Gameboy Tetris Disassembly

Gameboy Tetris Disassembly

In this project I attempted to understand the inner workings of a simple gameboy game.

(https://github.com/alexsteb/tetris_disassembly)

Introduction

With a ROM size of only 32 kb, the game of Tetris is a perfect candidate to delve into the art of designing a video game with limited available space.

 

A classic gameboy’s CPU has an addressable space from $0000 to $FFFF (64 kb). Half of that is occupied by the inserted game cartridge and the other half is divided into video, audio, sprite and multipurpose RAM as well as other direct hardware registers (buttons, serial cable etc.).

 

The 32 kb of ROM space was hardly enough to fit most games. Super Mario Land as a launch title already required more space than that. Therefore the gameboy system uses a feature called “bank switching”, where by writing a number in a specific RAM location will cause the game cartridge to serve up a different memory bank (16 kb each) into the address space $4000 to $7FFF. Tetris however with a size of only 32 kb doesn’t need this.

 

The Interesting Bit

Contents of the vast majority of old game cartridges have been collected and backed up into files that can be read with a working gameboy emulator. These .gb-files contain the entire ROM of those cartridges. Since the CPU of the gameboy is a modified z80 chip, its instruction set is very simple to understand and ideal for learning the assembly language.

 

By using a (my) tool called Gameboy Disassembler (github.com/alexsteb/GB-Disassembler) I “translated” the entire list of bytes of the tetris.gb file into human readable assembly code. This looks e.g. like this:

 

1.  add a, a 
2.  pop hl 
3.  ld e, a
4.  ld d, $00
5.  add hl, de 
6.  ld e, [hl] 
7.  inc hl
8.  ld d, [hl]
9.  push de
10. pop hl
11. jp [hl]

Translation:

a, d, e, de and hl are registers. Special variables that can hold 1 or 2 bytes of data and reside very close to the CPU and are used for most calculations and instructions.

 

The code adds a to a (doubles it), loads two bytes from the top of stack (works like a stack of paper) into hl, puts a into e and zero into d (so that de equals a, but now is two bytes and can be added to hl), adds de to hl, loads the byte at address hl into e, increases hl by one, loads the next byte into d, saves this together (de) to the stack and picks it up immediately to put into hl.

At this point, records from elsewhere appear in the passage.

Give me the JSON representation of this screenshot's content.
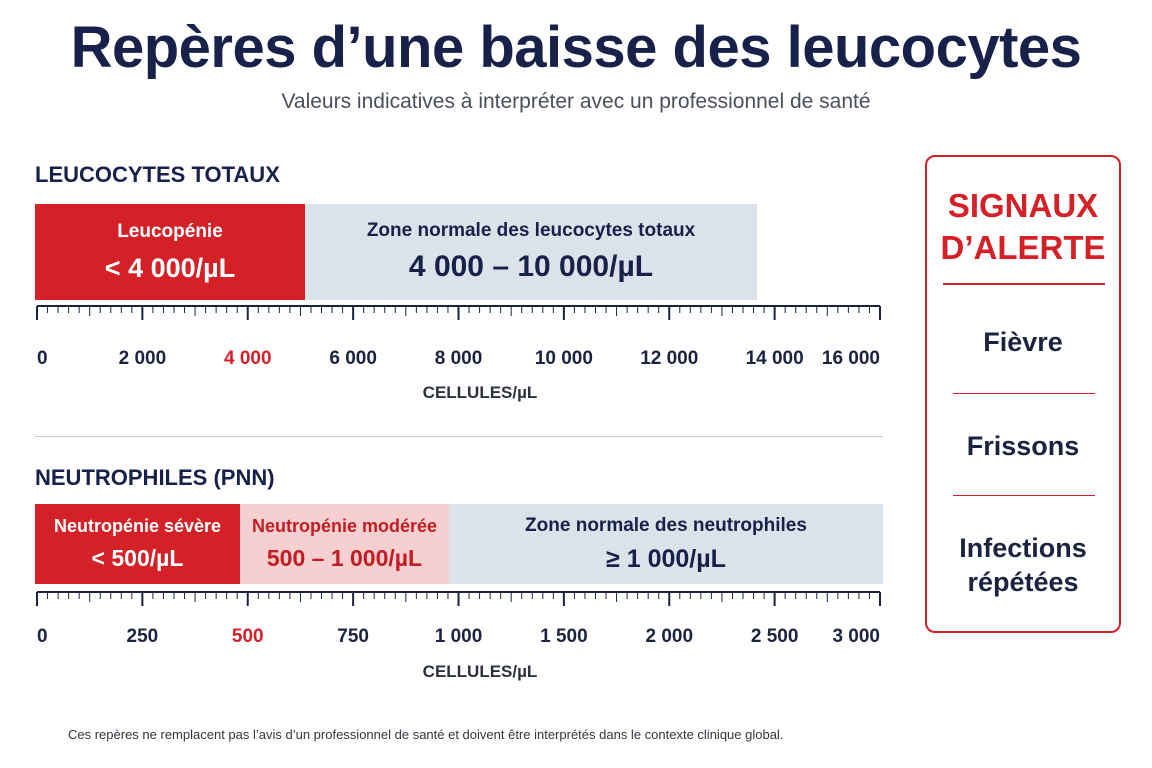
{
  "title": "Repères d’une baisse des leucocytes",
  "subtitle": "Valeurs indicatives à interpréter avec un professionnel de santé",
  "colors": {
    "red": "#d42027",
    "light_red": "#f6cfd0",
    "normal_blue": "#dbe2ea",
    "navy": "#17214a"
  },
  "leucocytes": {
    "heading": "LEUCOCYTES TOTAUX",
    "zones": {
      "low": {
        "label": "Leucopénie",
        "range": "< 4 000/µL"
      },
      "normal": {
        "label": "Zone normale des leucocytes totaux",
        "range": "4 000 – 10 000/µL"
      }
    },
    "axis": {
      "unit": "CELLULES/µL",
      "ticks": [
        "0",
        "2 000",
        "4 000",
        "6 000",
        "8 000",
        "10 000",
        "12 000",
        "14 000",
        "16 000"
      ],
      "highlight_tick": "4 000"
    }
  },
  "neutrophiles": {
    "heading": "NEUTROPHILES (PNN)",
    "zones": {
      "severe": {
        "label": "Neutropénie sévère",
        "range": "< 500/µL"
      },
      "moderate": {
        "label": "Neutropénie modérée",
        "range": "500 – 1 000/µL"
      },
      "normal": {
        "label": "Zone normale des neutrophiles",
        "range": "≥ 1 000/µL"
      }
    },
    "axis": {
      "unit": "CELLULES/µL",
      "ticks": [
        "0",
        "250",
        "500",
        "750",
        "1 000",
        "1 500",
        "2 000",
        "2 500",
        "3 000"
      ],
      "highlight_tick": "500"
    }
  },
  "alerts": {
    "title_line1": "SIGNAUX",
    "title_line2": "D’ALERTE",
    "items": [
      "Fièvre",
      "Frissons",
      "Infections",
      "répétées"
    ]
  },
  "footnote": "Ces repères ne remplacent pas l’avis d’un professionnel de santé et doivent être interprétés dans le contexte clinique global."
}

Finally this code jumps to the address of hl.

 

This obviously is incredibly hard to follow if you 1.) have no experience with Assembly and 2.) don’t know the context of this piece of code.

 

This short piece of code basically functions as a switch statement depending on the value of a.

 

There are many places in the Tetris code that all call this short function. They will save the current game status (different menus, in-game, link play, etc.) into variable a and call this function to then jump to a location based on the value of a. Whenever this function call is performed, a list of target addresses for every possible value of a have to exist right after the function call instruction.

 

When a function call is performed, the next to-be executed line is saved on the stack, so to know where to jump back later, when instruction ‘return’ is executed. This is why in line 2 the last address can be loaded into hl.

 

Line 1 doubles a, i.e. the game status, and lines 3 to 5 add them to the address of the call instruction. This makes sense, because we require a two-byte jump destination and game statuses have values 0, 1, 2, 3 and so on. If e.g. the function gets called from address $8000, the next instruction (or in this case data value) is saved at $8002, the stack would contain $8002 and a the game status, e.g. is 1. In this case the function will double 1, add it to the $8002 (= $8004) and retrieve the two byte jump instruction corresponding to game status 1 from there.

 

Conclusion

This method of understanding how a gameboy game was programmed is interesting in many ways. First, it furthers your understanding of the Assembly language in general, secondly it gives you a direct view into the thought processes of developers 20 to 30 years ago and finally it is great fun consisting of new puzzles and mysteries behind every function.